Otros hablan de Borges, Carpentier, y creen ver la misma línea telúrica y
mitológica de Rómulo Gallegos, Evaristo Carrera Campos, Asturias...
Que siga o no la misma línea telúrica...,
no sé. Es el mismo mundo, la misma América Latina, ¿verdad? Borges y
Carpentier, no. Los leí cuando estaba bastante adelantado escribiendo. Es
decir, lo que he escrito lo hubiera hecho de todas maneras sin Borges y sin
Carpentier, pero no sin Faulkner, o lo hubiera escrito de otro modo si no lo
hubiera leído. Creo también que a partir de un cierto momento he recorrido
un camino en el que, buscando mi propio lenguaje, purificando el trabajo, he
tratado de eliminar la influencia de Faulkner, que la hay mucho en
La hojarasca, pero ya no en Cien años de soledad. No me gusta,
además, hacer esta clase de análisis. Mi posición es la de creador, no la de
crítico. No es mi oficio, no es mi vocación, no me siento fuerte.
¿Qué libros lees ahora?
No leo prácticamente nada, ya no me
interesa. Leo reportajes y memorias, la vida de hombres que han tenido
poder, memorias y confidencias de secretarias, aunque sean falsas— como
interés profesional para el libro que estoy haciendo. Mi problema es que soy
—y siempre he sido— muy mal lector. Donde un libro aburre, ahí lo dejo. No
leo ni por respeto, ni por devoción, ni por obligación. Cuando niño empecé a
leer Quijote, me aburrió, lo dejé por la mitad. Después lo volví a
leer y releer, pero porque me gustó, no por ser un libro obligatorio. Ese ha
sido mi método de lectura y al escribir tengo el mismo concepto. Estoy
siempre con el terror de cuál es la página en la que el lector se va a
aburrir y va a tirar el libro. Trato entonces de que no se aburra y que no
me haga lo mismo que hago a los otros. Las únicas novelas que leo ahora son
las de mis amigos porque me interesa saber que están haciendo, pero no por
un interés literario. Durante muchos años leí, devoré, muchas novelas, sobre
todo las de aventuras donde pasan muchas cosas, pero nunca tuve un método de
lectura. Como no tenía medios económicos para comprar libros leía lo que me
caía en las manos, libros que me prestaban mis amigos que eran casi todos
profesores de literatura o gentes que estaban en esto. Lo que siempre leí,
casi más que novelas, es poesía. En realidad, empecé por la poesía, aunque
no he escrito poesía en verso, y siempre trato de buscar soluciones
poéticas. Creo que mi última novela es un larguísimo poema sobre la soledad
de un dictador.
¿Te interesa la poesía concreta?
Ya perdí de vista la poesía. No sé
exactamente por dónde van, qué están haciendo, o qué quieren hacer los
poetas. Pienso que es importante que se hagan toda clase de experimentos y
que se busquen nuevos caminos de expresión, pero es muy difícil juzgar algo
en el proceso de experimentación. A mí no me interesan. Los medios de
expresión que quería tener ya los tengo resueltos y no me puedo meter ahora
en otras cosas.
Has mencionado que siempre escuchas música...

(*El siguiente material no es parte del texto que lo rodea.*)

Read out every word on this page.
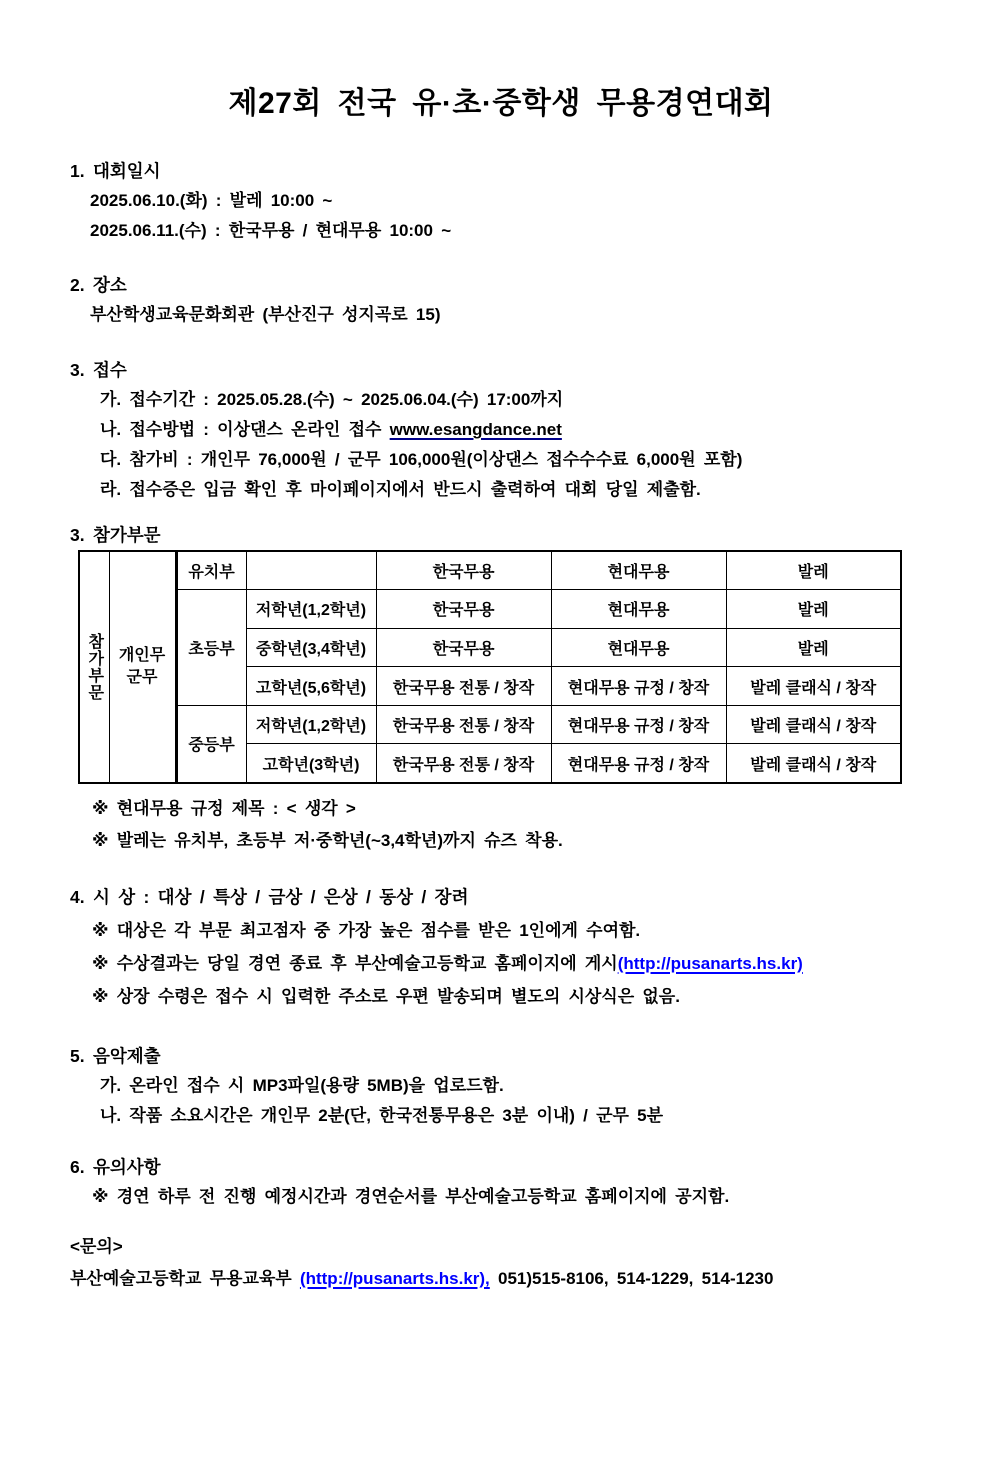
제27회 전국 유·초·중학생 무용경연대회
1. 대회일시
2025.06.10.(화) : 발레 10:00 ~
2025.06.11.(수) : 한국무용 / 현대무용 10:00 ~
2. 장소
부산학생교육문화회관 (부산진구 성지곡로 15)
3. 접수
가. 접수기간 : 2025.05.28.(수) ~ 2025.06.04.(수) 17:00까지
나. 접수방법 : 이상댄스 온라인 접수 www.esangdance.net
다. 참가비 : 개인무 76,000원 / 군무 106,000원(이상댄스 접수수수료 6,000원 포함)
라. 접수증은 입금 확인 후 마이페이지에서 반드시 출력하여 대회 당일 제출함.
3. 참가부문
참가부문	개인무
군무	유치부		한국무용	현대무용	발레
		초등부	저학년(1,2학년)	한국무용	현대무용	발레
			중학년(3,4학년)	한국무용	현대무용	발레
			고학년(5,6학년)	한국무용 전통 / 창작	현대무용 규정 / 창작	발레 클래식 / 창작
		중등부	저학년(1,2학년)	한국무용 전통 / 창작	현대무용 규정 / 창작	발레 클래식 / 창작
			고학년(3학년)	한국무용 전통 / 창작	현대무용 규정 / 창작	발레 클래식 / 창작
※ 현대무용 규정 제목 : < 생각 >
※ 발레는 유치부, 초등부 저·중학년(~3,4학년)까지 슈즈 착용.
4. 시 상 : 대상 / 특상 / 금상 / 은상 / 동상 / 장려
※ 대상은 각 부문 최고점자 중 가장 높은 점수를 받은 1인에게 수여함.
※ 수상결과는 당일 경연 종료 후 부산예술고등학교 홈페이지에 게시(http://pusanarts.hs.kr)
※ 상장 수령은 접수 시 입력한 주소로 우편 발송되며 별도의 시상식은 없음.
5. 음악제출
가. 온라인 접수 시 MP3파일(용량 5MB)을 업로드함.
나. 작품 소요시간은 개인무 2분(단, 한국전통무용은 3분 이내) / 군무 5분
6. 유의사항
※ 경연 하루 전 진행 예정시간과 경연순서를 부산예술고등학교 홈페이지에 공지함.
<문의>
부산예술고등학교 무용교육부 (http://pusanarts.hs.kr), 051)515-8106, 514-1229, 514-1230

Me gusta mucho más que todas las demás
manifestaciones del arte, aún más que la literatura. Cada día que pasa la
necesito más y tengo la impresión de que actúa en mí como una droga. Cuando
viajo siempre llevo conmigo una radio portátil con auriculares y tengo el
mundo medido por los conciertos que puedo escuchar; de Madrid a San Juan de
Puerto Rico se oyen exactamente las Nueve Sinfonías de Beethoven. Recuerdo
que viajando con Vargas Llosa en tren por Alemania —un día de mucho calor y
que estaba de muy mal humor—, en un momento, tal vez inconsciente, me aislé
para escuchar música. Mario me dijo después: “es increíble, te ha cambiado
el humor, te has tranquilizado.” En Barcelona, donde tengo la oportunidad de
tener un equipo completo, me ha pasado, en días en que estaba muy deprimido,
de escuchar música desde las dos de la tarde hasta las cuatro de la mañana
sin moverme. Mi pasión por la música es como un vicio secreto del que casi
nunca hablo. Forma parte de lo más profundo de mi vida privada. Yo, que no
tengo ningún apego a los objetos —los muebles y cosas de la casa no los
considero míos sino de mi mujer y de mis hijos—, lo único que quiero son los
aparatos de música. La máquina de escribir la necesito, pero por mí la
tiraría. Tampoco tengo biblioteca. Libro leído lo tiro, lo voy dejando por
todas partes.
Volviendo a esa declaración donde dices: “tengo ideas políticas firmes”.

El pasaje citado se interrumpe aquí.